AN

So I just saw the latest episode of Secret Life and I think it is totally messed up that they killed Ben and Adrian's baby. I was hoping it was a dead twin they didn't know about or the kid was just sick or handicapped. Killing it was a little drastic. Anyway this fic is going to be about Ben and Adrian trying to heal. I hope people will like. Updating may be slow or never happen. Sometimes I run out of steam. I'm going to start as a one shot and see what happens. Sorry if this stinks.

Disclaimer I own nothing. Quite literally; I tried once to just up and leave my house after a fight with my mom with only the stuff I own and I realized that I couldn't take anything but like my ipod. I couldn't even take the clothes I was wearing. It was not cool, so I sucked it up and went and did the dishes. I know stimulating story. I'll get on with the real one now.

Adrian's POV

I wake up with tears streaming down my face and immediately feel my stomach. Nothing, it's as flat and smooth as it was before my pregnancy. It honestly seemed as if as soon as she was out, my body it bounced back to normal. I wonder why I haven't. I look over and see Ben sleeping. Even he seems to be normal again. He gets up in the morning, showers, goes to school, work, comes homes and cooks me food that he has to all but force into me. I don't know why he does it, I don't know why he's still here, and I don't know why he still cares. I certainly don't, I don't care about anything anymore. She's dead and I might as well be too. Sadly though I'm not, I'm not dead and need to figure something out soon, because I'm even driving me crazy. It's different for him though. He only saw pictures of her a screen, held her lifeless body. I carried her inside me. I felt her move. I fed her and housed her. I was suppose to keep her safe until she was ready to join the world, not till she ready to leave the world. She's dead and there is no reason for it. One minute she was moving inside me the next she was dead. I DIDN'T EVEN KNOW! What kind of mother doesn't know that?

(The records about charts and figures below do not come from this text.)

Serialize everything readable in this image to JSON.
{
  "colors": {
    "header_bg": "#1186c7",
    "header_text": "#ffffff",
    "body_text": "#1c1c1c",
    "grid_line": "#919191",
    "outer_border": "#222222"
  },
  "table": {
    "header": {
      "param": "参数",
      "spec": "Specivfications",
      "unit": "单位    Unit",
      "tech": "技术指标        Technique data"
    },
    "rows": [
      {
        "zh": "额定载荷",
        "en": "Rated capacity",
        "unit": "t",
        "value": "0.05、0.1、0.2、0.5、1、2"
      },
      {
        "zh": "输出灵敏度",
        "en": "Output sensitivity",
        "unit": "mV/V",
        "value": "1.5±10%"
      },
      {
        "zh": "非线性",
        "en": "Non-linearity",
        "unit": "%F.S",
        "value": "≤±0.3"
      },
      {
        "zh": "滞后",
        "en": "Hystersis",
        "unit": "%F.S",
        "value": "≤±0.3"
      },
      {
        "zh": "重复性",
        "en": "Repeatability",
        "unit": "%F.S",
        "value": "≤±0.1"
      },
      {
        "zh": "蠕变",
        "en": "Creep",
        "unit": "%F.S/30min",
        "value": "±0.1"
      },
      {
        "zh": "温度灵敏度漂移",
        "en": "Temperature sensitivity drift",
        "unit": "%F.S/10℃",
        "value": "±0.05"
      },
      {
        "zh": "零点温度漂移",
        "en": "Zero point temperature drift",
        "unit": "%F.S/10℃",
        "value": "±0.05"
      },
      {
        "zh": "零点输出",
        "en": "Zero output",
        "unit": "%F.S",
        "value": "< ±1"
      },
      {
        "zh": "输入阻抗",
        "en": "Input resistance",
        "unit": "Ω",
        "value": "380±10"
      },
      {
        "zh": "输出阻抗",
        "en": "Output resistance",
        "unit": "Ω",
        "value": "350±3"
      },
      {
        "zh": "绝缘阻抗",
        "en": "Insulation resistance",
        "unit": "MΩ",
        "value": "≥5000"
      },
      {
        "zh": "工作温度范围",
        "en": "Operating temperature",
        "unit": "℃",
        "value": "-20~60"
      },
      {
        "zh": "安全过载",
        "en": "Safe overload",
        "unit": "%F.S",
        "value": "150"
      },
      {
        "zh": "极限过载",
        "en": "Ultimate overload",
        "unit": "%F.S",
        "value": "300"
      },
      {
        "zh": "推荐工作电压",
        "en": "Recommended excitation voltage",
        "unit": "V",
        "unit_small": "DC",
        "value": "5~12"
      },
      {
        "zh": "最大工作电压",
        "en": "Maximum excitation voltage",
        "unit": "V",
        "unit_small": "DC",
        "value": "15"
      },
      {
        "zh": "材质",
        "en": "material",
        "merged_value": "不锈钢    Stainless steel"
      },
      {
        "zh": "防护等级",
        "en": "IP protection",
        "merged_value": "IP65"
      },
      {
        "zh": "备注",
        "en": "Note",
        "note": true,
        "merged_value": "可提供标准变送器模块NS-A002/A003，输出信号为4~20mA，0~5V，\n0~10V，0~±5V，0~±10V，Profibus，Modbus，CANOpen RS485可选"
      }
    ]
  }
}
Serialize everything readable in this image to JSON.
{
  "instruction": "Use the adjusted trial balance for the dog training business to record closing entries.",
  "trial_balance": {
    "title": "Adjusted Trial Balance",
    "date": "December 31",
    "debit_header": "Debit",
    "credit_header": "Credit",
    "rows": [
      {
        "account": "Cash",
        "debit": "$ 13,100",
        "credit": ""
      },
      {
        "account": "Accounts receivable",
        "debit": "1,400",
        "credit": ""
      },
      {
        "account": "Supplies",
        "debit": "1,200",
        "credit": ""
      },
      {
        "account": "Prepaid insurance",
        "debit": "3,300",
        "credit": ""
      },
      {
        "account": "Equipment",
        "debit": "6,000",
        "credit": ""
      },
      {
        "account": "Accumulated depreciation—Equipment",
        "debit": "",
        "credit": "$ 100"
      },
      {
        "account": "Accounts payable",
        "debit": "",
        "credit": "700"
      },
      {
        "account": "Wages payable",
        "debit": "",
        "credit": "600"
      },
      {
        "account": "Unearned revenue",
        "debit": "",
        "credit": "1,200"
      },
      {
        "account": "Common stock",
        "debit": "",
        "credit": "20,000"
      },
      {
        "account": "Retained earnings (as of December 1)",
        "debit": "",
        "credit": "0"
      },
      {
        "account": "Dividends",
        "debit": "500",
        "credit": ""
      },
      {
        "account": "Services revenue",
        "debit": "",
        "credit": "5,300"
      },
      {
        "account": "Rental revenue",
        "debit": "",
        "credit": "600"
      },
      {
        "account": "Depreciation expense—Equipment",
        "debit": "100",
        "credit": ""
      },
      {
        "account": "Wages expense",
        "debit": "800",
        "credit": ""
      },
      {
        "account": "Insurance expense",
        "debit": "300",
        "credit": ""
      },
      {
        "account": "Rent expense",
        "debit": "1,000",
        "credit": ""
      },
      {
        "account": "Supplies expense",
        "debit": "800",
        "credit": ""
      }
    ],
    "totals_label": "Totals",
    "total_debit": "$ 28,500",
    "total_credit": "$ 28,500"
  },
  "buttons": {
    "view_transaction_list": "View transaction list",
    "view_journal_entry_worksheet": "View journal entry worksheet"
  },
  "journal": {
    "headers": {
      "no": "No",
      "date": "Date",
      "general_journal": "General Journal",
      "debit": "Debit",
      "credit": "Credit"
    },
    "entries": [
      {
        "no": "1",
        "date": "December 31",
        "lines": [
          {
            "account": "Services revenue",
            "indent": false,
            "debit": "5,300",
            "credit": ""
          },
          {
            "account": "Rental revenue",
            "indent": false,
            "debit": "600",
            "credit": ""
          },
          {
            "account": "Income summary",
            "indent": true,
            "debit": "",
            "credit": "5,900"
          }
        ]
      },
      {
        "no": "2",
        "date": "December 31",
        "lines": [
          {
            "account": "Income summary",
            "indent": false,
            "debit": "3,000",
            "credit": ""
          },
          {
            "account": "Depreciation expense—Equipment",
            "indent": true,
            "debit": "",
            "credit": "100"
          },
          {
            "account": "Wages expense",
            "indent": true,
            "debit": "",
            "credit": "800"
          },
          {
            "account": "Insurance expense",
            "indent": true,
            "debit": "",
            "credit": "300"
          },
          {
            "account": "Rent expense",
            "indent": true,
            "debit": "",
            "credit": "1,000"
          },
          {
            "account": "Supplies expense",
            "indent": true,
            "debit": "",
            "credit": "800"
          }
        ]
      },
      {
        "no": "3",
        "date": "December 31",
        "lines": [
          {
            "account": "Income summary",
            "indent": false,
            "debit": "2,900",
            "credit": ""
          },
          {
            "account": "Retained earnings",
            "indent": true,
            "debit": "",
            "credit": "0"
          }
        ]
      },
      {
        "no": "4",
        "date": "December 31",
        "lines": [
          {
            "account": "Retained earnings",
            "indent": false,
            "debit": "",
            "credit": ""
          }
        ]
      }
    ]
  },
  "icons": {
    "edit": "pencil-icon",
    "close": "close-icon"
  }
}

"Adrian? You okay?" Ben asks turning toward me

"No" I say my voice is weak because I haven't used it since the day she died. It's been at least two weeks since I spoke one word to him.

"Can I do anything for you?" He asks. I want to say raise the dead.

"Tell me how you do it Ben? Tell me how you get out of bed everyday knowing she's not here." I say slightly mad at him. I want him to be drowning like me. I want to stop feeling so alone. I want to feel normal again. "DIDN'T YOU LOVE HER AT ALL? DIDN'T YOU WANT HER? HOW CAN YOU BE LIVING WITHOUT HER? WHY ARE WE LIVING WITHOUT HER?" I scream at him as I start to hit him.

Ben's POV

"Stop!" I say grabbing her arms. We've never done this before. Fight that is, up until this moment we've been relatively happy with each other. I can't do this anymore though. I know she's hurt, but so am I dammit. "HOW CAN YOU EVEN ASK ME THAT? OF COURSE I LOVE HER! I'LL ALWAYS LOVE HER! YOU AREN'T THE ONLY ONE THAT LOST HER! THE ONLY ONE THAT SCARFICIED! HELL YOU GOT MORE TIME WITH HER THAN I DID! SHE WAS ALREADY GONE WHEN I FINALLY GOT TO HER HOLD! YOU GOT TO FEEL HER LIVE AND GROW IN YOU! AND I KNOW IT'S HARD TO Accept she's gone, but she is Adrian. She is and I just don't know what else to do other than get up and keep and moving." I finished in whisper.

"What if I can't do it?" She asks as she starts to cry "I don't want to do it. It just feels so pointless."

"I know, but we're still her parents and we owe it to her to be the best we can be for who we are at this point in our life." I tell her taking her hand. Then I lean forward and for the first time in weeks she lets me kiss her. It's a quick and simple kiss, but it's full of the pain and love we share with each other.